One company, which sells tofu in plastic — one of the biggest problems for the planet — is using Earth Day as a promotional tool without addressing the inherent problem with its packaging. It proudly announces “new images”, a move not unlike the bucolic farm imagery that typically accompanies factory-farmed meat, eggs, and dairy. In the case of the tofu, the company shies away from the realities of oil extraction or beached whales whose stomachs are filled with pounds of plastic. “The new packaging redesign showcases illustrations of people and pets enjoying the outdoors, emphasising the brand’s organic tofu products such as Super Firm and Extra Firm as sustainable protein sources,” reads the company statement. It’s a half-truth at best.

Which way to Earth Day?

The modern environmental movement took shape in 1970. But it had been brewing for years; Rachel Carson’s “Silent Spring” had spent the better part of a decade opening eyes to the reality of agrochemicals and their impact on the planet. In Vietnam, an herbicide was one of the most lethal weapons: Agent Orange, the dioxin-producing defoliant made of 2,4-D and 2,4,5-T, brought decades of disease and death to Vietnamese and Americans alike, reinforcing the need for chemical regulations and corporate responsibility. There were rivers on fire from chemical contaminants. There were “forever chemicals” being poured into cookware and takeout containers. Earth Day came to fruition as a change agent, and, yet, year after year, it seems, we need the reminder even more.

It Took 50 Years, But 'The Farm' Commune's Hippie Ideals Are Finally Mainstream
Family at The Farm circa 1970 | David Frohman

Remember lockdown? And those quiet, early months where nature rebounded almost overnight?
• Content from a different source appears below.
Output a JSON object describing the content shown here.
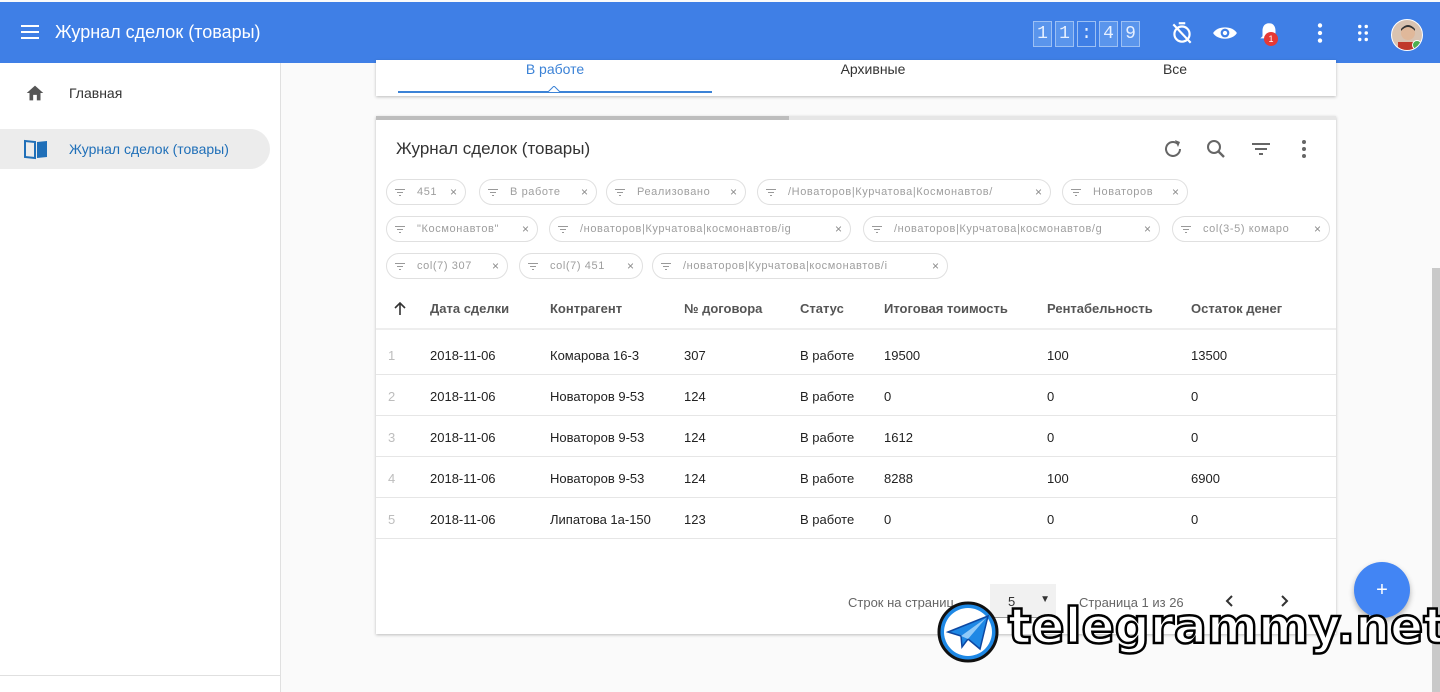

There were animal sightings in the most unlikely places — as if they’d all just been sitting on the edges of civilization, waiting patiently for us to take our leave. The earth is indeed waiting for us to quiet our noisy looting so that it may recover what we’ve left it. Those dandelions pushing up through the cement, the gophers pushing up through the grass — do they get an Earth Day? By all accounts, they’re the ones really taking the celebration’s creed to heart. For the rest of us, Earth Day has lost its way.
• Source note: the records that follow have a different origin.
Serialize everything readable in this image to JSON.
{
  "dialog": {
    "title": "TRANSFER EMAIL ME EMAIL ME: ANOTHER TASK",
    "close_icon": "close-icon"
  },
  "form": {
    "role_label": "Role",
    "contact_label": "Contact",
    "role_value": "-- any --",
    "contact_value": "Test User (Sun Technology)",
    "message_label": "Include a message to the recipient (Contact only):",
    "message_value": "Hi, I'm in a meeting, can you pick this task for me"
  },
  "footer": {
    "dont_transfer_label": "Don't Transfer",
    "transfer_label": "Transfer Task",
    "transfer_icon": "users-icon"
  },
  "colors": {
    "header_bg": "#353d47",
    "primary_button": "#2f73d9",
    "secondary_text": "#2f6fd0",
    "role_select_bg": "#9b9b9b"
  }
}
Just like the destructive human activities that inspired Earth Day in the first place, we’ve made this annual celebration all about us. Our relationship with the planet requires a fundamental shift in perception. It is not a once-a-year party for the planet. It is not a day for “deals and steals.” And it is not just about shifting our habits of excess to a more sustainable option.

Buying an EV, eating less meat, or ditching plastic isn’t going to fix the planet’s problems overnight. We can’t elevate corporations to savior status, or wait for politicians to do the work for us. It’s up to each one of us to remember what this swirling blue ball we call home really is, and where we all are on it. For some of us, that means privilege. But increasingly, for many, it means navigating the burdens brought about by warming temperatures, rising sea levels, and shorter crop seasons. So, take time to think about that — make time for that — on Earth Day or any day. Before they run out.